Programa Mundial de Alimentos das Nações Unidas foi premiado com o Nobel da Paz nesta sexta-feira (9) por também promover a paz “em áreas afetadas por conflitos”. “[A premiação é um] reconhecimento de que a fome tem sido ao mesmo tempo causa e consequência das guerras e conflitos desde sempre”, aponta o ex-diretor da FAO e criador do Fome Zero, José Graziano. Em 2014, no fim do governo Dilma, o país deixaria o Mapa da Fome da ONU, para onde agora retorna, com a asfixia social de Bolsonaro

foto: Ricardo Stuckert

José Graziano, ex-diretor da FAO e criador do Fome Zero, e o ex-presidente Lula

Nesta sexta-feira (9), a imprensa noticiou que representantes do Programa Mundial de Alimentos (PMA, ou WFP, na sigla em inglês), das Nações Unidas, foram surpreendidos com o anúncio de que a agência foi premiada com o Nobel da Paz.

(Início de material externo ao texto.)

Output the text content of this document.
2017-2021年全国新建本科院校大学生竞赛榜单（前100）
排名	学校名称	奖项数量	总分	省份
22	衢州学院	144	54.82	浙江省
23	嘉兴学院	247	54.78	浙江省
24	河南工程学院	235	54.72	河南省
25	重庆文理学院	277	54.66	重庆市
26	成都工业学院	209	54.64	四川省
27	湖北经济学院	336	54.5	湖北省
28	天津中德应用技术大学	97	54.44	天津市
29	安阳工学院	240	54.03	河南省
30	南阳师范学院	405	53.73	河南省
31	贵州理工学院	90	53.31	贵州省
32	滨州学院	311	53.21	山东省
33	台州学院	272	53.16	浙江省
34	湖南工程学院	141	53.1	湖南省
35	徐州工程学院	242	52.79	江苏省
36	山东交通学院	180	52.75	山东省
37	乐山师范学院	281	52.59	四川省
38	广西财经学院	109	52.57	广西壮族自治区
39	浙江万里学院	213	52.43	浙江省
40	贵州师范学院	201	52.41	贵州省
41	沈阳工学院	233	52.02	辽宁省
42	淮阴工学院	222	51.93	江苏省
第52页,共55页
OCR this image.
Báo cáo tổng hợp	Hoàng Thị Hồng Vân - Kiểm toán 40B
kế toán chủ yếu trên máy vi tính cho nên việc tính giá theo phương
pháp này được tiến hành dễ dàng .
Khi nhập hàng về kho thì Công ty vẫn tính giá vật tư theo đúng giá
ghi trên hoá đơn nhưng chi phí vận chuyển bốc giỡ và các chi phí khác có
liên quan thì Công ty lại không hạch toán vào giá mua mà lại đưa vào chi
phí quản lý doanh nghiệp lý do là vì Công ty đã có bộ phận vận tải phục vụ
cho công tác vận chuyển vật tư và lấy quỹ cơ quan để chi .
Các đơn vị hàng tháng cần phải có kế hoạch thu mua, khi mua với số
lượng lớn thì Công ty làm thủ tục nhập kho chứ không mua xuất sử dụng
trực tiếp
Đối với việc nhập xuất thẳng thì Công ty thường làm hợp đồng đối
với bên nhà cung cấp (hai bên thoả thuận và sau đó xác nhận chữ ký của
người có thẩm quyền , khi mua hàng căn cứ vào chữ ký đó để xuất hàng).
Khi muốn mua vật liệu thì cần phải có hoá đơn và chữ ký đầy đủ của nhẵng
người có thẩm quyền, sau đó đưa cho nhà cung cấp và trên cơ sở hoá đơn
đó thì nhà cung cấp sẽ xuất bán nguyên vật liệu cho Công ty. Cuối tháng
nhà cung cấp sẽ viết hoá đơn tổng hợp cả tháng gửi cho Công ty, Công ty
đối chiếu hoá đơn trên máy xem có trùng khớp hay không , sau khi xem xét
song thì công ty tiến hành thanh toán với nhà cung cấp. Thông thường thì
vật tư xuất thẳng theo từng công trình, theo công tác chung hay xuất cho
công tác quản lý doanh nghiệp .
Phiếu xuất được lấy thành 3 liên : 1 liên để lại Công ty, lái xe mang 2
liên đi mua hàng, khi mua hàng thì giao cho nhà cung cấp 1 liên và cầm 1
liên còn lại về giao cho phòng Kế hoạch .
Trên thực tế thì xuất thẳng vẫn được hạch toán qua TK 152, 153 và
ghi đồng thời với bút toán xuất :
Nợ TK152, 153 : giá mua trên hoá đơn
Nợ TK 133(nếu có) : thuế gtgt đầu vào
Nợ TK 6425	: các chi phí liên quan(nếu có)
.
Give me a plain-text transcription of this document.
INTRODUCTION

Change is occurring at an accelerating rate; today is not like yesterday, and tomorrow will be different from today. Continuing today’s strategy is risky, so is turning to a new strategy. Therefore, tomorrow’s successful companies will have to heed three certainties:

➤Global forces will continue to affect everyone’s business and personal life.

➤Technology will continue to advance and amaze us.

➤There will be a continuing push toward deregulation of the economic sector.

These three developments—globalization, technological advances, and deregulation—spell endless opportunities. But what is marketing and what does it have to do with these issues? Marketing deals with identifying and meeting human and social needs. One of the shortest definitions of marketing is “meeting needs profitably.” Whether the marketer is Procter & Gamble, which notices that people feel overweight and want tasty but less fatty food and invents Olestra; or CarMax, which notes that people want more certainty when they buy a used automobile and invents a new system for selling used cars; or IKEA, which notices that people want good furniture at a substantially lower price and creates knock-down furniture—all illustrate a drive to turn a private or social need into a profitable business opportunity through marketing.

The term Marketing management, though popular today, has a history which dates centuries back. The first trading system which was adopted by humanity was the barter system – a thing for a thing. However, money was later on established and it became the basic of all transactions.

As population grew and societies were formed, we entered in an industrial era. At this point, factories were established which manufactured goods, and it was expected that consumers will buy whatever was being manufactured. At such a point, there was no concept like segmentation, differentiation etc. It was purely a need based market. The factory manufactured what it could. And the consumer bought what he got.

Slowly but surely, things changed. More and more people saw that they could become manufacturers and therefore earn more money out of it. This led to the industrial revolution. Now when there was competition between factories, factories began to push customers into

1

De acordo com o comitê norueguês que examina as indicações, o PMA foi reconhecido “por seus esforços para combater a fome, pela contribuição para melhorar as condições para a paz em áreas afetadas por conflitos e por atuar como força motriz nos esforços para prevenir o uso da fome como arma de guerra e conflito”.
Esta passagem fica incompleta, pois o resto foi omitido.